II has both Deerhurst Resort (DHI) and Deerhurst Residence (DEE).  What is the difference?  II has a week at DEE I want to go.  Can DEE residents use the facilities of the resort?

Muskoka is selected as the 10 best summer travel and I have never been there in the summer.  Is the second week in June to call it summer in muskoka?

I won't forgive myself for asking these questions after living in Toronto for 25 years.


----------



## caribbeansun (Oct 4, 2011)

I don't know the difference between the two resorts but June is black fly season and it wouldn't likely be overly warm, particularly earlier in the month.


----------



## Travelclam (Oct 4, 2011)

So when does black fly season end in the summer? or when exactly is the black fly season so as to avoid it if possible?  we would be interested in vacationing in that area sometime in the future and it would be good to know.

Bern


----------



## caribbeansun (Oct 5, 2011)

Late May into late June


----------



## Eli Mairs (Oct 7, 2011)

PeelBoy said:


> II has both Deerhurst Resort (DHI) and Deerhurst Residence (DEE).  What is the difference?  II has a week at DEE I want to go.  Can DEE residents use the facilities of the resort?




Here is the difference:

DHI is the timeshare section. There are two buildings, with twenty units in total.

DEE is comprised of privately owned condos, where owners have the option of joining II and trading some of their weeks.

DEE is not five star, as there is no quality control. I would be reluctant to book one of these units, unless you just want to experience the resort and are not too concerned with the quality of the accommodation.

Yes, DEE residents have full use of all the facilities at the resort.

We own a two bedroom DHI unit, week 23, which is usually the second week of June. We have never had a problem with black flies. The weather can be iffy, like Toronto in early June, but this year it was warm and sunny.


----------



## Maple_Leaf (Oct 8, 2011)

*Just ask the Royal Canadian Dragoons*

They guarded the G8 Summit in June 2010.  Here's what Sgt. Chris LeBlanc had to say about black flies at Deerhurst on June 22, 2010:

And as for the black flies?

“Pretty bad. They take a few hunks out of you,” said LeBlanc as the rain pounded down, making the mosquito breeding grounds even better just in time for the likes of U.S. President Barrack Obama to arrive.

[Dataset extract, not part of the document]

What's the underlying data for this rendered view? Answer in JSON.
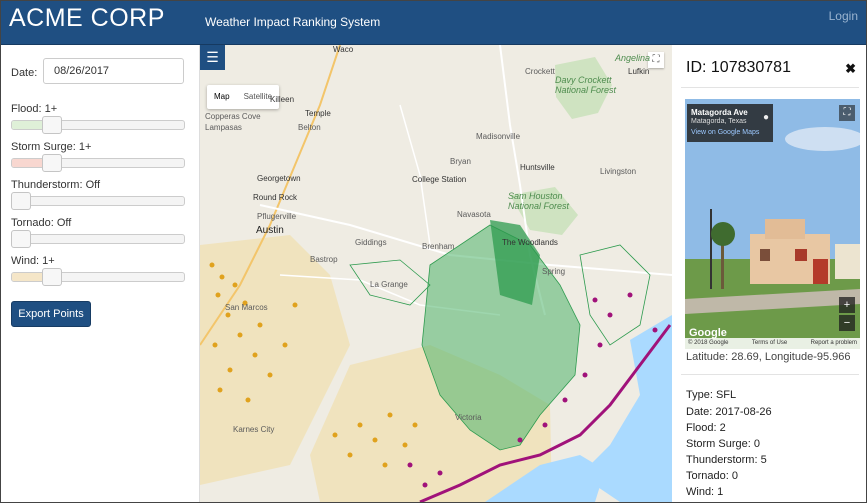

http://www.thestar.com/mobile/NEWS/article/827138

Frankly, I recommend Deerhurst effective July 1.


----------



## PeelBoy (Apr 16, 2012)

Thanks folks.  Finally, with my patience waiting for months, I finally saw a week DHI one bedroom with kitchen for the first week in October, which usually is the peak of fall colour.  Diamonds points required reflects a low season for the best of the best.  I am very pleased.


----------



## Kola (Apr 19, 2012)

Maple_Leaf said:


> They guarded the G8 Summit in June 2010.  Here's what Sgt. Chris LeBlanc had to say about black flies at Deerhurst on June 22, 2010:
> 
> And as for the black flies?
> 
> ...



Oh, but that Sgt Chris was under strict orders NOT to mention that all Ontario mosquito breeders have been paid generous bonuses to quadrupple their black flies population just prior to the arrival of Obama and other VIPs !

Who wants to be at the resort with all the presidents, prime ministers and associated dignitaries ?  NOT me ! :rofl:


----------